PENSACOLA BEACH, Florida (Reuters) - Florida demanded on Thursday that BP Plc put $2.5 billion in escrow to cover potential losses from the Gulf of Mexico spill, as heavier concentrations of oil begun sloshing up on its shores.
Tar balls and crude oil “mousse” entered Perdido Bay in northwest Florida, near the tourist haven of Pensacola, late on Wednesday, prompting state and local officials to step up skimming operations before it tainted spawning areas.
Red snapper, grouper and speckled trout are among the fish that spawn there. Neighboring Alabama’s primary oyster beds also are in the same area.
Mike Sole, secretary of the Florida Department of Environmental Protection, said the heavier concentrations should continue to arrive on northwest Florida shores over the next several days.
“We’re going to continue to see this type of impact for the next 72 hours,” Sole said. “We really need to keep our attention on this.”
Florida Attorney General Bill McCollum sent a letter to BP demanding that it put at least $2.5 billion into a dedicated escrow account to cover spill-related losses to the state and its residents.
McCollum, in a close race for the Republican gubernatorial nomination, said the account was essential as Florida braced for what would likely be a “staggering blow” to its economy, with a significant impact on workers and government revenues.
The $2.5 billion is based on an economist’s estimate of potential losses in 23 Gulf Coast counties in tourism-dependent Florida.
The spill, which began when an offshore rig exploded on April 20, killing 11 workers, has cost BP $1.43 billion so far, according to the company’s estimates.
The consistency of the oil washing ashore in northwest Florida, a cross between tar balls and fresh crude, has made collection difficult. Oil absorbing booms have been ineffective and skimmers have struggled to pick up the debris in an inland waterway shared by Florida and Alabama, local officials said.
Spill clean-up and containment efforts have been hampered by breakdowns in communication between local monitors, state officials and representatives of the Unified Command Center — grouping BP and Transocean Ltd. with federal agencies — in Mobile, Alabama, officials said.

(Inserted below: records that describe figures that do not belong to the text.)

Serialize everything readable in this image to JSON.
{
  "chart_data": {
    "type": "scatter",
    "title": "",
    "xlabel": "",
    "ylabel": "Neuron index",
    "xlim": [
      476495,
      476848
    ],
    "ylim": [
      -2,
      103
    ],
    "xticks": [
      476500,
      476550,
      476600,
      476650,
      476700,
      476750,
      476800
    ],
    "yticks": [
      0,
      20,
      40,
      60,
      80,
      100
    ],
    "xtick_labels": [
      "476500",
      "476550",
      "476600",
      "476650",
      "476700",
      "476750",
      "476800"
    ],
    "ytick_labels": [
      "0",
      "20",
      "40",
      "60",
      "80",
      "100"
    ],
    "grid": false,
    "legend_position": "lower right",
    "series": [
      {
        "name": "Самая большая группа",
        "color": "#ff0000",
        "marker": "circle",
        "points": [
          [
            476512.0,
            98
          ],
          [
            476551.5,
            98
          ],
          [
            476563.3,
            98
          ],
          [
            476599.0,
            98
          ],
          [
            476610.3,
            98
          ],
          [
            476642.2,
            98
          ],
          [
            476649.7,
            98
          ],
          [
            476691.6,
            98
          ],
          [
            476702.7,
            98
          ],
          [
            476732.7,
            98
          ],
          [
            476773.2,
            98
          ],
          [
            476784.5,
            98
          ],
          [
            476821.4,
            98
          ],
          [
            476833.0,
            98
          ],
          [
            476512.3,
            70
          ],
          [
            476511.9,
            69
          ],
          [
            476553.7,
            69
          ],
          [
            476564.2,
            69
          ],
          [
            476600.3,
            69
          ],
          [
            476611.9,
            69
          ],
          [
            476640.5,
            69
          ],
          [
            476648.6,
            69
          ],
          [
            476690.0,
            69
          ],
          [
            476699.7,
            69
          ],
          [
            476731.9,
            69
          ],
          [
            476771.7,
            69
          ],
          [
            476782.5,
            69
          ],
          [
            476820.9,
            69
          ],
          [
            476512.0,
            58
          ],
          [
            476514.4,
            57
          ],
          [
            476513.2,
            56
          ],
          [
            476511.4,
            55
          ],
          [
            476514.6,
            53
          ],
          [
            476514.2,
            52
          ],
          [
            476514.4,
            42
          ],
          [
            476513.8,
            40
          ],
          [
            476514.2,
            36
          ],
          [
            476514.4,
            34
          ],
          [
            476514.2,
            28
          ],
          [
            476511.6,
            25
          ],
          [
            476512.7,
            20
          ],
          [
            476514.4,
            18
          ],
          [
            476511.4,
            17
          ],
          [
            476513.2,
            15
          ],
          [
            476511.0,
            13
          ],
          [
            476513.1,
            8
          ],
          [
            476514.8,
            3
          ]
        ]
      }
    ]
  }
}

“We need to figure out how to be proactive and not just react to reports,” Sole said.
Debris from the spill reached the Panhandle region of northwest Florida late last week. But until Wednesday it had been limited to relatively small tar balls, washing up on some white-sand beaches.
State meteorologist Amy Godsey said a prevailing Gulf of Mexico current known as “The Loop” has begun to reattach itself to a more northerly “Loop Ring” that has kept the bulk of spilled oil from working its way into the Straits of Florida.
Oceanographers say it now seems likely that oil from the spill will enter the Straits. If that occurred, oil would be carried by the Gulf Stream along Florida’s heavily populated Atlantic coast and then further up the U.S. eastern seaboard, they say.